Bordering on atrocious
by Beth Mole
(filed under: law)
On the outskirts of Ciudad Juárez, across the border from El Paso, houses are made of anything people can drag away from local factories and dumps: pallets, cardboard boxes, rusted car hoods. People use kerosene, candles, and jerry-rigged electricity to keep warm. Fires are a constant threat. Unregulated dumping in the Rio Grande has contributed to birth defects that are rarely seen elsewhere.

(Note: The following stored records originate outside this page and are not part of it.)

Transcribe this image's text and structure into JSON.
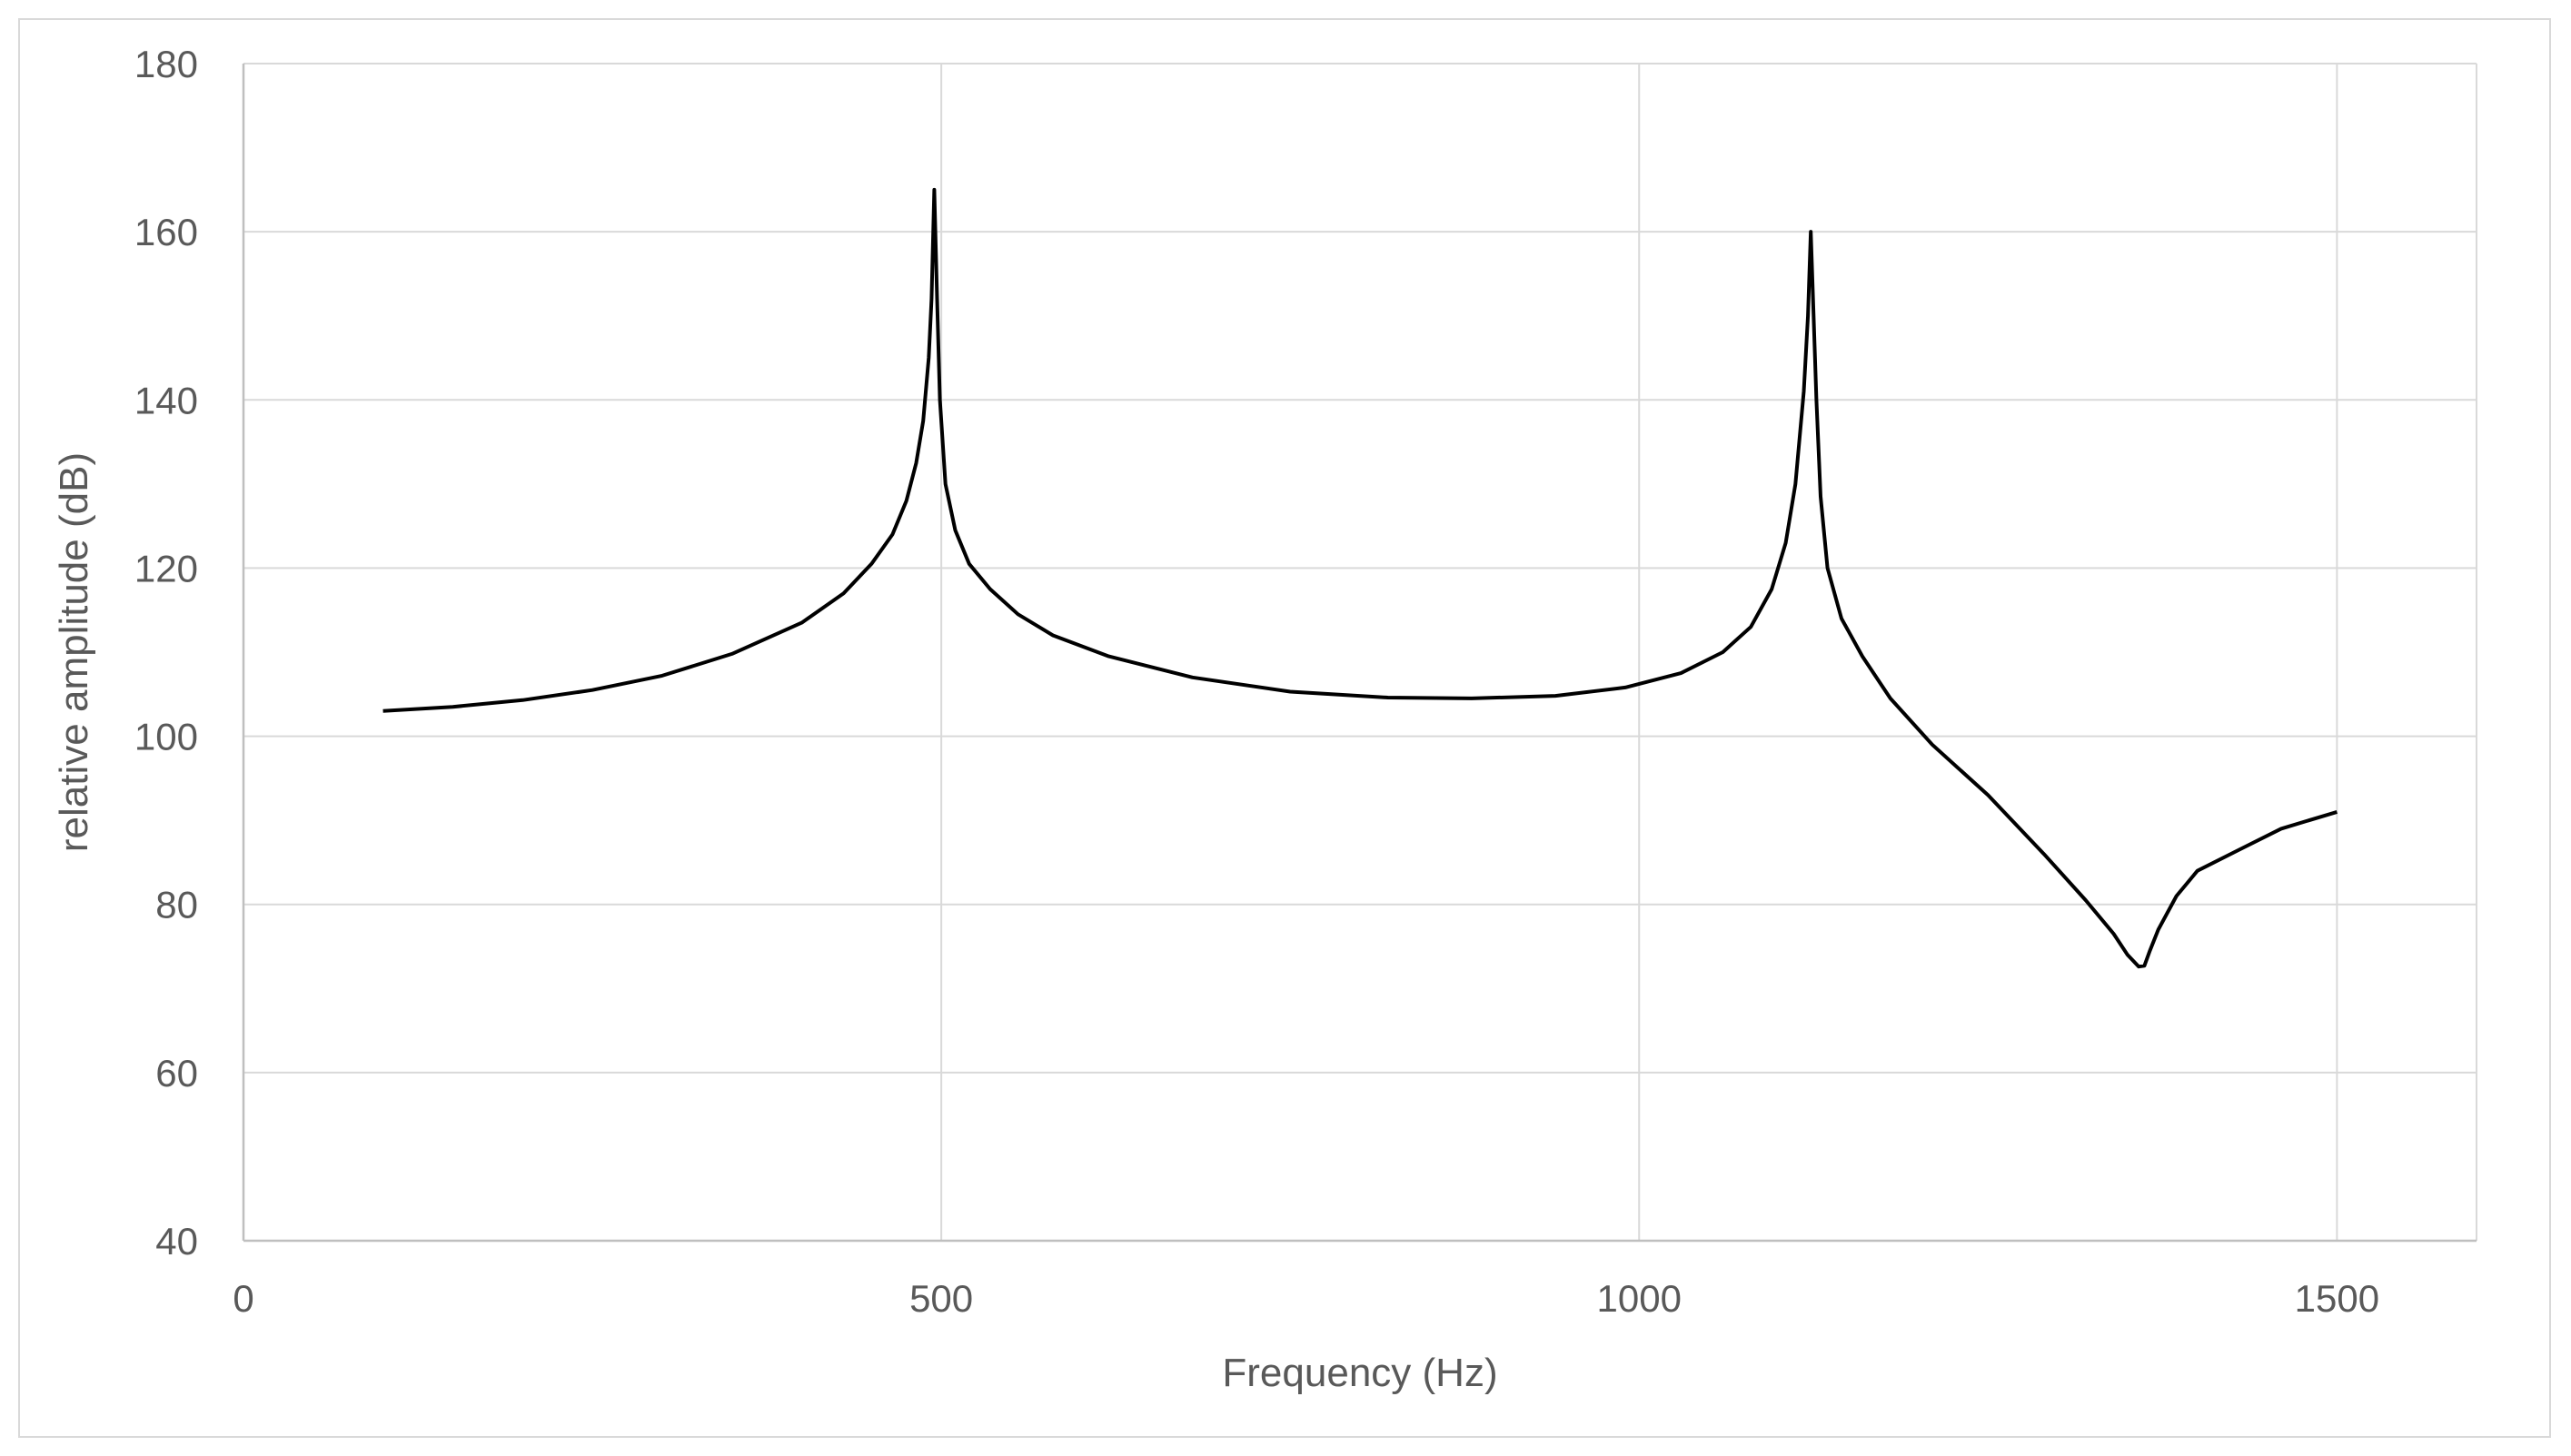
{
  "chart_data": {
    "type": "line",
    "title": "",
    "xlabel": "Frequency (Hz)",
    "ylabel": "relative amplitude (dB)",
    "xlim": [
      0,
      1600
    ],
    "ylim": [
      40,
      180
    ],
    "x_ticks": [
      0,
      500,
      1000,
      1500
    ],
    "y_ticks": [
      40,
      60,
      80,
      100,
      120,
      140,
      160,
      180
    ],
    "grid": true,
    "legend": "none",
    "series": [
      {
        "color": "#000000",
        "x": [
          100,
          150,
          200,
          250,
          300,
          350,
          400,
          430,
          450,
          465,
          475,
          482,
          487,
          491,
          493,
          495,
          497,
          499,
          503,
          510,
          520,
          535,
          555,
          580,
          620,
          680,
          750,
          820,
          880,
          940,
          990,
          1030,
          1060,
          1080,
          1095,
          1105,
          1112,
          1118,
          1121,
          1123,
          1125,
          1127,
          1130,
          1135,
          1145,
          1160,
          1180,
          1210,
          1250,
          1290,
          1320,
          1340,
          1350,
          1358,
          1362,
          1366,
          1372,
          1385,
          1400,
          1430,
          1460,
          1500
        ],
        "y": [
          103,
          103.5,
          104.3,
          105.5,
          107.2,
          109.8,
          113.5,
          117,
          120.5,
          124,
          128,
          132.5,
          137.5,
          145,
          152,
          165,
          152,
          140,
          130,
          124.5,
          120.5,
          117.5,
          114.5,
          112,
          109.5,
          107,
          105.3,
          104.6,
          104.5,
          104.8,
          105.8,
          107.5,
          110,
          113,
          117.5,
          123,
          130,
          141,
          150,
          160,
          150,
          140,
          128.5,
          120,
          114,
          109.5,
          104.5,
          99,
          93,
          86,
          80.5,
          76.5,
          74,
          72.6,
          72.7,
          74.5,
          77,
          81,
          84,
          86.5,
          89,
          91
        ]
      }
    ]
  }
}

“You can see what people have to do to survive in these conditions; you’re bound to have an unraveling of the social fabric,” Deborah Weissman says. Specializing in immigration and gender violence law, Weissman was drawn to Ciudad Juárez after a burst of violent crime in the 1990s.
Weissman sees a link between the situations in cities such as Ciudad Juárez and NAFTA. The trade treaty, in combination with the International Monetary Fund and the World Bank, resulted in a shrunken public sector: the police academy in Ciudad Juárez was shut down, for example. Mexico’s consumer-protection laws were weakened under pressure from foreign investors.
Changes to labor laws undermined Mexico’s once-progressive workers’-rights protections. “Transnational corporate management made efforts to teach Mexican counterparts how to break unions, how to deny workers’ rights,” Weissman says. Land-use laws changed and farmers were suddenly thrown off land their families had worked for generations, while subsidized corn flooded the market. “A lot of farmers started to grow what they knew they could sell, which were drug crops,” Weissman says. As the saying goes, drugs kept going north, guns kept coming south.
In response to rampant drug cartel violence, the United States signed the Mérida Initiative in 2008. Weissman fears that this could be rubbing salt in the wounds. The initiative promises four hundred million dollars of aid to militarize the Mexican efforts against drug violence and terrorism. Most of the money will go to equipment, helicopters, and military training. “But a percentage of the funds is supposed to go to judicial reform and some legal experts think that this is about reforming a legal system so that it works for foreign investment just as much as anything else,” Weissman says.
She wants to follow the Mérida Initiative’s influence on legal reforms and how it affects everyday citizens. An example is legislation Mexicans refer to as the Gestapo laws, which expand police authority and violate civil rights by allowing warrantless house searches and extending holding time for detainees.
These laws, Weissman thinks, are an example of U.S. interests being woven into Mexican legal reform without addressing the roots of social problems. Violence and the drug supply continue untouched; the militarization of the war on drugs has made it easier to quash social activism. “A number of labor activists have disappeared or been murdered,” she says.
“You can’t just say, ‘We want accountability for crimes, we want an end to drug violence,’ without thinking about how these situations come to pass,” Weissman says.
Beth Mole is a doctoral student in the Department of Microbiology and Immunology in the School of Medicine.
Deborah Weissman is the Reef Ivey II Distinguished Professor of Law and director of clinical programs in the School of Law.